Today, the movement is trying to strengthen its network between those in Ethiopia and other nearby countries and “clandestine organizations” in Eritrea. But Atsbha admits that it’s impossible to overthrow the regime from the inside at this point. So the first step, he argues, is to get the Eritrean diaspora organized.

It’s no short order. Since they began to leave the country in large numbers around 2000, Eritreans have fanned out across the globe. Various opposition movements have sprung up; Atsbha puts the number at 17. These groups must be unified, he says, under a clear goal—a lesson they could learn, perhaps, from the Palestinian struggle, which does not have one crystallized aim and is plagued by internal conflicts.

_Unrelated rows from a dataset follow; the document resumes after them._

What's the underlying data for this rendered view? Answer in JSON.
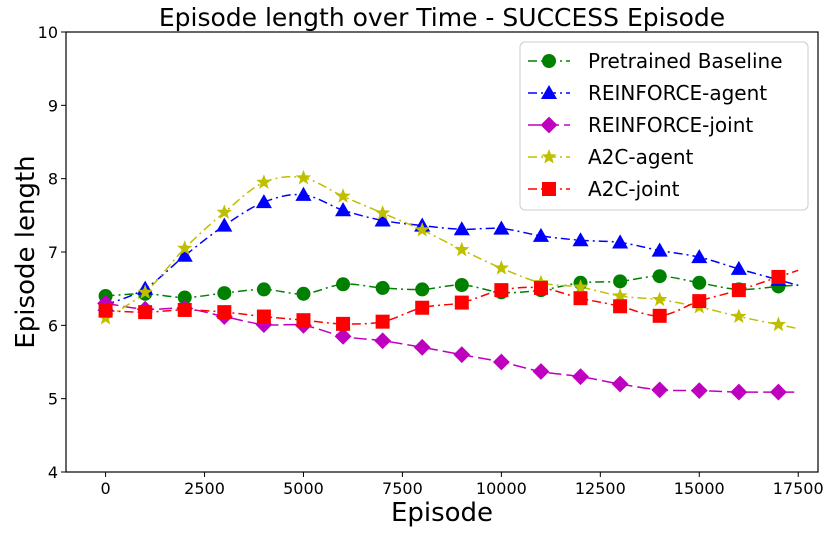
{
  "chart_data": {
    "type": "line",
    "title": "Episode length over Time - SUCCESS Episode",
    "xlabel": "Episode",
    "ylabel": "Episode length",
    "xlim": [
      -1000,
      18000
    ],
    "ylim": [
      4,
      10
    ],
    "xticks": [
      0,
      2500,
      5000,
      7500,
      10000,
      12500,
      15000,
      17500
    ],
    "yticks": [
      4,
      5,
      6,
      7,
      8,
      9,
      10
    ],
    "grid": false,
    "legend_position": "top-right",
    "x": [
      0,
      1000,
      2000,
      3000,
      4000,
      5000,
      6000,
      7000,
      8000,
      9000,
      10000,
      11000,
      12000,
      13000,
      14000,
      15000,
      16000,
      17000
    ],
    "series": [
      {
        "name": "Pretrained Baseline",
        "color": "#008000",
        "marker": "circle",
        "values": [
          6.4,
          6.43,
          6.38,
          6.44,
          6.49,
          6.43,
          6.56,
          6.51,
          6.49,
          6.55,
          6.45,
          6.48,
          6.58,
          6.6,
          6.67,
          6.58,
          6.49,
          6.53
        ]
      },
      {
        "name": "REINFORCE-agent",
        "color": "#0000ff",
        "marker": "triangle",
        "values": [
          6.28,
          6.5,
          6.95,
          7.36,
          7.68,
          7.78,
          7.57,
          7.43,
          7.36,
          7.31,
          7.32,
          7.22,
          7.16,
          7.13,
          7.02,
          6.93,
          6.77,
          6.62
        ]
      },
      {
        "name": "REINFORCE-joint",
        "color": "#bf00bf",
        "marker": "diamond",
        "values": [
          6.3,
          6.22,
          6.23,
          6.12,
          6.01,
          6.0,
          5.85,
          5.79,
          5.7,
          5.6,
          5.5,
          5.37,
          5.3,
          5.2,
          5.12,
          5.11,
          5.09,
          5.09
        ]
      },
      {
        "name": "A2C-agent",
        "color": "#bfbf00",
        "marker": "star",
        "values": [
          6.1,
          6.45,
          7.05,
          7.54,
          7.95,
          8.01,
          7.76,
          7.53,
          7.3,
          7.03,
          6.78,
          6.58,
          6.52,
          6.4,
          6.35,
          6.25,
          6.12,
          6.01
        ]
      },
      {
        "name": "A2C-joint",
        "color": "#ff0000",
        "marker": "square",
        "values": [
          6.2,
          6.18,
          6.21,
          6.18,
          6.12,
          6.07,
          6.02,
          6.05,
          6.24,
          6.31,
          6.48,
          6.51,
          6.37,
          6.26,
          6.13,
          6.33,
          6.48,
          6.66
        ]
      }
    ]
  }
}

The organization also aims to raise awareness about Eritreans’ plight through various nonviolent means, including seminars, workshops, and demonstrations; they hope that this will cause the international community to put diplomatic and political pressure on Afwerki to step down.

Ultimately, resources from the diaspora must be pooled so that the opposition movements can “gain…the necessary equipment for the revolution,” Atsbha says. “The sharpest…edge of any struggle is armed struggle.”

“But that’s not our choice,” he’s quick to add. “That’s a final resort.”

In some respects, the group’s efforts are reminiscent of the Palestine Liberation Organization’s in its early days. And just as the Palestinian struggle was—and continues to be—often misunderstood, so is the situation in Eritrea.

“Right now, the international community doesn’t recognize the exact cause [of people’s leaving Eritrea]. Some of them, they see it as an economic case…. others say it’s the endless military conscription,” Atsbha reflects. “What makes them leave the country in such numbers and risk their life? It’s a question of liberty. It’s a question of political rights.”